Welcome to our website! The van Houte lab is based in the Environment and Sustainability Institute at the University of Exeter’s Cornwall Campus. The Van Houte lab studies interactions between genetic parasites (mainly bacteriophages and plasmids) and their bacterial hosts, with a particular focus using CRISPR-Cas, an adaptive immune system in bacteria, to remove antimicrobial resistance genes from microbial communities.
Don’t miss our upcoming CRISPR Ecology and Evolution meeting in London, organised together with the Royal Society! Registration is free!
Below you will find an overview of the current themes we work on:
CRISPR-Cas as antimicrobials. Antimicrobial resistance (AMR) poses a tremendous challenge to our society. Several pioneering studies have shown that CRISPR-Cas can be used to eradicate genes encoding AMR from microbial communities. However, this technology has only been tested under laboratory conditions, and there are still many hurdles to take before it can be used in the real world (our Pearl in Plos Pathogens on this topic is currently in press). Together with Will Gaze from the University of Exeter Medical School and Marie-Curie fellow Uli Klümper, our current research focuses on developing new ways to use CRISPR-Cas to eradicate AMR genes from a complex microbial community. We focus on two different model systems:
- Pig gut microbial communities (MRC-funded PhD student David Sünderhauf)
- Vancomycin-resistant Enterococcus faecium and multidrug-resistant Enterobacteriaceae (ERC/CLES-funded PhD student Ellie Pursey, this project is in collaboration with Dr Fernanda Paganelli at UMC Utrecht, the Netherlands)

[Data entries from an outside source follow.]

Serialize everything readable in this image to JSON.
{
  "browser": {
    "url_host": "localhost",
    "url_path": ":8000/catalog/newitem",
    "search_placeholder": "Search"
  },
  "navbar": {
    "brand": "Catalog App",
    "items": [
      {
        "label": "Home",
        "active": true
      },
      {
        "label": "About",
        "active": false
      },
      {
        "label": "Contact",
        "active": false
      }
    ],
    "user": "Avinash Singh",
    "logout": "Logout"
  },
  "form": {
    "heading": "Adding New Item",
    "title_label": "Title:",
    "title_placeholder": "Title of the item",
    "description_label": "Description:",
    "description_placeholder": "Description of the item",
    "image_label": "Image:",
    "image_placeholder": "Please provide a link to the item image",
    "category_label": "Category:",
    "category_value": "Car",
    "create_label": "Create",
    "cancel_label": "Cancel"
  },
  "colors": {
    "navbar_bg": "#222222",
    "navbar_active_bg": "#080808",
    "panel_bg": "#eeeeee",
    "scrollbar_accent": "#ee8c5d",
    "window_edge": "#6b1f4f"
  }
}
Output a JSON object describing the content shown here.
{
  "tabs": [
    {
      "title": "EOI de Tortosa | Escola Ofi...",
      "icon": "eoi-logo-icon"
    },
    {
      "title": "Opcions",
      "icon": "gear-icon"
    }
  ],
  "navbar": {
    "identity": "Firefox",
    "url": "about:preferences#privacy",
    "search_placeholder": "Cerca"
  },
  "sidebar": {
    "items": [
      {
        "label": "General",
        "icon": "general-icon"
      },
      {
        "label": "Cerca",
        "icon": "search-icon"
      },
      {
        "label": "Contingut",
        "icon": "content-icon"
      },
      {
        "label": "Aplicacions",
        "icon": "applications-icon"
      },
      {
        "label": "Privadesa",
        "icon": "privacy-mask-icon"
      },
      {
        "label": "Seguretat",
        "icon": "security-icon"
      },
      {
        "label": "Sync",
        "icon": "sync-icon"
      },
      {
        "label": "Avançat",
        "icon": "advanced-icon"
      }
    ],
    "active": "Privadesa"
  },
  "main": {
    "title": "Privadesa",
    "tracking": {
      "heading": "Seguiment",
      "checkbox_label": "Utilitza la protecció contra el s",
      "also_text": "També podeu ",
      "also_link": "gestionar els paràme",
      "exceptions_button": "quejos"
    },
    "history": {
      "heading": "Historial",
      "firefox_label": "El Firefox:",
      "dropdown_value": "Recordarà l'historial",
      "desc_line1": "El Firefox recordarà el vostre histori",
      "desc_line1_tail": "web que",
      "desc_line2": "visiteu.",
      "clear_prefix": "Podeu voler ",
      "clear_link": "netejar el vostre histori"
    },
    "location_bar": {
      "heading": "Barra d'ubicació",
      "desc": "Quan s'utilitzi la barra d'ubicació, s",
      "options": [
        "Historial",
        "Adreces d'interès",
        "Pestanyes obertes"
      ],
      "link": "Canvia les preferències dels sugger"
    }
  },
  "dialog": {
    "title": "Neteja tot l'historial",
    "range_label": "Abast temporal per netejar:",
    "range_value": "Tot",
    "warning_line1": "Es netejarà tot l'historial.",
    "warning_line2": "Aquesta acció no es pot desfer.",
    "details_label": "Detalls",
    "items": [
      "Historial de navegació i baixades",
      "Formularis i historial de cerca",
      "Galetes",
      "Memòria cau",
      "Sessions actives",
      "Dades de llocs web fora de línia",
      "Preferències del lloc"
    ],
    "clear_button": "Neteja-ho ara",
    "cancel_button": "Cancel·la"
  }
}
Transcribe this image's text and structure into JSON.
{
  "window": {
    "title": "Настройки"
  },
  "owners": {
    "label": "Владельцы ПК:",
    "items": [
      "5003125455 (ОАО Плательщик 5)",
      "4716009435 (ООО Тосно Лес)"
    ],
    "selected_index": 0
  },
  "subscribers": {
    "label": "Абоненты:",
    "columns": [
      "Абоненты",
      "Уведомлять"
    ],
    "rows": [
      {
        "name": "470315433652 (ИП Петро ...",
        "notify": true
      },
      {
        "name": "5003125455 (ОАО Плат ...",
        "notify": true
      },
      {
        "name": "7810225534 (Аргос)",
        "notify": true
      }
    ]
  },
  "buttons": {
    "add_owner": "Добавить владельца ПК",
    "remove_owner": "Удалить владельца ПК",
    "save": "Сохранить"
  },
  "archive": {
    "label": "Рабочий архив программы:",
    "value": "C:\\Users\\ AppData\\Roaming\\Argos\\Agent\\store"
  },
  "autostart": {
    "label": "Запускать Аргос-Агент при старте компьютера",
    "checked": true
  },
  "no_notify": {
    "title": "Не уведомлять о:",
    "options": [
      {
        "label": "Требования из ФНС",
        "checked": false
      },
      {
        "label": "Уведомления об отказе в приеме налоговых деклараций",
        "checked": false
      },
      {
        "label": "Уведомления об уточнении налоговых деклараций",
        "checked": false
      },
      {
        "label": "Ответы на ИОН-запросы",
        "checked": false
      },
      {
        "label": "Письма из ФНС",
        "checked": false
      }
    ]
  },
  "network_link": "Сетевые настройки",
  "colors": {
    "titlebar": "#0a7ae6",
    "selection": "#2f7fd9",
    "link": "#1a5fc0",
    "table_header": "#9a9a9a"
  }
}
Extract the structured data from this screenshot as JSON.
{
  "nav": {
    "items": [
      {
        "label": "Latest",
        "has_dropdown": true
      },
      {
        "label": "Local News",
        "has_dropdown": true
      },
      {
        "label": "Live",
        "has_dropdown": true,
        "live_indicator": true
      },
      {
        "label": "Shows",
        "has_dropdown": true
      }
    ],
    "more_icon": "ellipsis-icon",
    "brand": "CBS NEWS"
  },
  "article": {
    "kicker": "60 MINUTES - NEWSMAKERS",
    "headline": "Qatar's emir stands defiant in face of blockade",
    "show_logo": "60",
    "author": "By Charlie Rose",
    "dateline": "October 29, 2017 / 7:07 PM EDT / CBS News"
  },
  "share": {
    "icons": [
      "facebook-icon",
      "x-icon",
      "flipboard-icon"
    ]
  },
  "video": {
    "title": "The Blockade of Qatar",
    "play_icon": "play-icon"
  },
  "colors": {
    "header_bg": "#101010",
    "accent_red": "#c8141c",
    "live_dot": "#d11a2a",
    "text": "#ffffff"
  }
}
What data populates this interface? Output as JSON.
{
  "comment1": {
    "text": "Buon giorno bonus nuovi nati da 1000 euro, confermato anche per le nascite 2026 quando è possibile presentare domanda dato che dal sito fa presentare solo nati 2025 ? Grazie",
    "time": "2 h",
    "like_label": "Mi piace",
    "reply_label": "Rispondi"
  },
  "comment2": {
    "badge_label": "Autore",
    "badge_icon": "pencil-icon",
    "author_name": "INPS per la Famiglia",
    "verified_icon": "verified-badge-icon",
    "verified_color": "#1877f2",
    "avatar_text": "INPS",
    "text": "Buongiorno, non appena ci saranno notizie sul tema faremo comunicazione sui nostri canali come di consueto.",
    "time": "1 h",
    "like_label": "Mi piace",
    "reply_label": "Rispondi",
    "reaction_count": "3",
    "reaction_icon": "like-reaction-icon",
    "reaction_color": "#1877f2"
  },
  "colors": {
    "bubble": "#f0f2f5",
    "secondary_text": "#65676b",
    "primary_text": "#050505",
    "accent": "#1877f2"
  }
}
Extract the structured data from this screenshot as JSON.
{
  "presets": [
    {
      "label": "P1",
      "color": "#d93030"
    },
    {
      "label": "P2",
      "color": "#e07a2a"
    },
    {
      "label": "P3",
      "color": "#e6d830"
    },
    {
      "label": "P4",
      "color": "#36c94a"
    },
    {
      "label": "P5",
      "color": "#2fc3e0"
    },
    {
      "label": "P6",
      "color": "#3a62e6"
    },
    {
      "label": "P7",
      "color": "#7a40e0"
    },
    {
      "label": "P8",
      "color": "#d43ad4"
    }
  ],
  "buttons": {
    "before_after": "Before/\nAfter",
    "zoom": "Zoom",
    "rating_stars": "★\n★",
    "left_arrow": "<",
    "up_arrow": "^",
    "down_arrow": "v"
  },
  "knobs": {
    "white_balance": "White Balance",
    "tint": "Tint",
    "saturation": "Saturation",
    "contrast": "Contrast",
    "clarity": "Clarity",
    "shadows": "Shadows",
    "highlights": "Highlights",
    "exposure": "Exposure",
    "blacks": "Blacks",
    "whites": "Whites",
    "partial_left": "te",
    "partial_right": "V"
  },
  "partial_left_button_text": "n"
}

Co-evolutionary dynamics between bacteriophages and their bacterial hosts. We work with several different model systems, including Pseudomonas fluorescens and its phage phi2 (in collaboration with Angus Buckling), Pseudomonas aeruginosa strain UCBPP-PA14 and its phage DMS3 (in collaboration with the Westra lab), and Streptococcus thermophilus and its phage 2972 (MRes student Dan Morley).
Interactions between CRISPR-Cas immune systems and phages encoding anti-CRISPRs. Several years ago it was discovered that some phages encode small proteins that are able to block CRISPR-Cas immunity. Over the past few years we have studied the epidemiology of these anti-CRISPR-phages (see https://doi.org/10.1101/279026 for our current manuscript).
We share lab facilities and collaborate with the Westra lab and the European Centre for Environment and Human Health.